Business logs can now be transformed with the 2.0 Flink+Hologres architecture.
- The previous terabyte log volume was completely stress-free in the low-latency computing framework of Flink polymer. For example, a link between HDFS and Spark of Flume was directly abandoned and replaced by Flink. We only need to maintain a Flink computing framework.
- Device status data is collected as unstructured data that needs to be cleaned and then returned to Kafka because consumers can be diverse, making it easy for multiple downstream consumers to subscribe at the same time.
- In the previous scenario, the hardware system needs to query the status of tens of millions of devices (charging banks) in high concurrency and real-time, which requires high service capability. Hologres provides high concurrent read and write ability, establishes the primary key table associated with status devices, and updates status in real time to meet the real-time query of devices (charge banks) by CRM system.
- At the same time, Hologres will also store the latest hot spot details of the data, directly provide external services.
(IV) Business support effect
Through the new solution of Flink+Hologres, we support three scenarios: 1) The real-time large screen business level can iterate diversified requirements more efficiently, while reducing the development, operation and maintenance costs. 2) Unified data service through an HSAP system to achieve service/analysis integration, to avoid data islands, consistency, security and other problems. 3) Real-time data warehouse meets the increasingly high requirements for data timeliness in enterprise operation, with second-level response.
5. Future planning
With the business iteration, we have two major plans for the big data platform in the future: integration of streaming and batch and improvement of real-time data warehouse.
- At present, the big data platform is generally a mixture of offline architecture and real-time architecture. In the future, redundant offline code architecture will be abandoned and Flink’s streaming and batch integrated unified computing engine will be used.
- In addition, we have only migrated part of the business at present, so we will refer to the previously perfect offline data warehouse index system to meet our current real-time data warehouse construction, and fully migrate to 2.0 Flink+Hologres architecture.

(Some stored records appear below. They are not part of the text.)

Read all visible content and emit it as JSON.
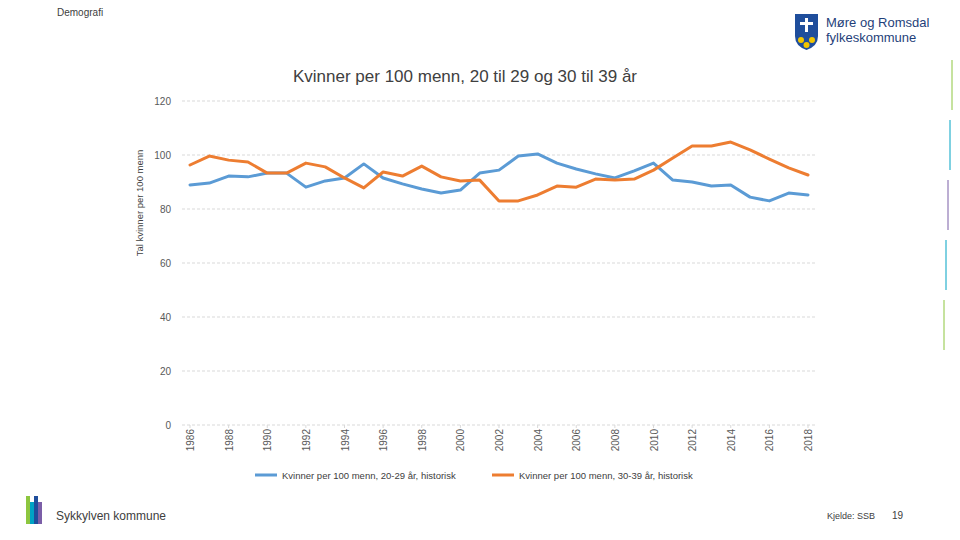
{
  "page": {
    "section": "Demografi",
    "logo": [
      "Møre og Romsdal",
      "fylkeskommune"
    ],
    "footer": "Sykkylven kommune",
    "source": "Kjelde: SSB",
    "page_number": "19"
  },
  "chart_data": {
    "type": "line",
    "title": "Kvinner per 100 menn, 20 til 29 og 30 til 39 år",
    "y_label": "Tal kvinner per 100 menn",
    "x": [
      1986,
      1987,
      1988,
      1989,
      1990,
      1991,
      1992,
      1993,
      1994,
      1995,
      1996,
      1997,
      1998,
      1999,
      2000,
      2001,
      2002,
      2003,
      2004,
      2005,
      2006,
      2007,
      2008,
      2009,
      2010,
      2011,
      2012,
      2013,
      2014,
      2015,
      2016,
      2017,
      2018
    ],
    "xlim": [
      1986,
      2018
    ],
    "xticks": [
      1986,
      1988,
      1990,
      1992,
      1994,
      1996,
      1998,
      2000,
      2002,
      2004,
      2006,
      2008,
      2010,
      2012,
      2014,
      2016,
      2018
    ],
    "ylim": [
      0,
      120
    ],
    "yticks": [
      0,
      20,
      40,
      60,
      80,
      100,
      120
    ],
    "grid": true,
    "legend": "bottom",
    "series": [
      {
        "name": "Kvinner per 100 menn, 20-29 år, historisk",
        "color": "#5b9bd5",
        "values": [
          88.9,
          89.6,
          92.2,
          91.9,
          93.3,
          93.3,
          88.1,
          90.4,
          91.5,
          96.7,
          91.5,
          89.3,
          87.4,
          85.9,
          87.0,
          93.3,
          94.4,
          99.6,
          100.4,
          97.0,
          94.8,
          93.0,
          91.5,
          94.1,
          97.0,
          90.7,
          90.0,
          88.5,
          88.9,
          84.4,
          83.0,
          85.9,
          85.2
        ]
      },
      {
        "name": "Kvinner per 100 menn, 30-39 år, historisk",
        "color": "#ed7d31",
        "values": [
          96.3,
          99.6,
          98.1,
          97.4,
          93.3,
          93.3,
          97.0,
          95.6,
          91.5,
          87.8,
          93.7,
          92.2,
          95.9,
          91.9,
          90.4,
          90.7,
          83.0,
          83.0,
          85.2,
          88.5,
          88.1,
          91.1,
          90.7,
          91.1,
          94.4,
          98.9,
          103.3,
          103.3,
          104.8,
          101.9,
          98.5,
          95.2,
          92.6
        ]
      }
    ]
  }
}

Through future planning, we hope to build a more perfect real-time data warehouse together with Flink fully managed and Hologres, but we also have a further demand for it:
(I) Demand for full hosting of Flink
The SQL editor in Flink is very efficient and convenient to write FlinkSQL jobs, and also provides many common SQL upstream and downstream connectors to meet development needs. However, there are still some requirements that we hope Flink full hosting will support in future iterations:
- SQL job versioning and compatibility monitoring;
- SQL jobs support hive3.x integration;
- DataStream jobs are easily packaged and resource packages are uploaded faster.
- Session Tasks deployed in cluster mode support automatic tuning.
Hologres not only supports real-time write and query with high concurrency, but also is compatible with the PostgreSQL ecosystem, making it easy to access and use unified data services. However, there are a few requirements that Hologres would like to support in later iterations:
- Supports hot upgrade to reduce impact on services.
- Support data table backup, support read and write separation;
- Support accelerated query ali cloud EMR-Hive number warehouse;
- Supports computing resource management for user groups.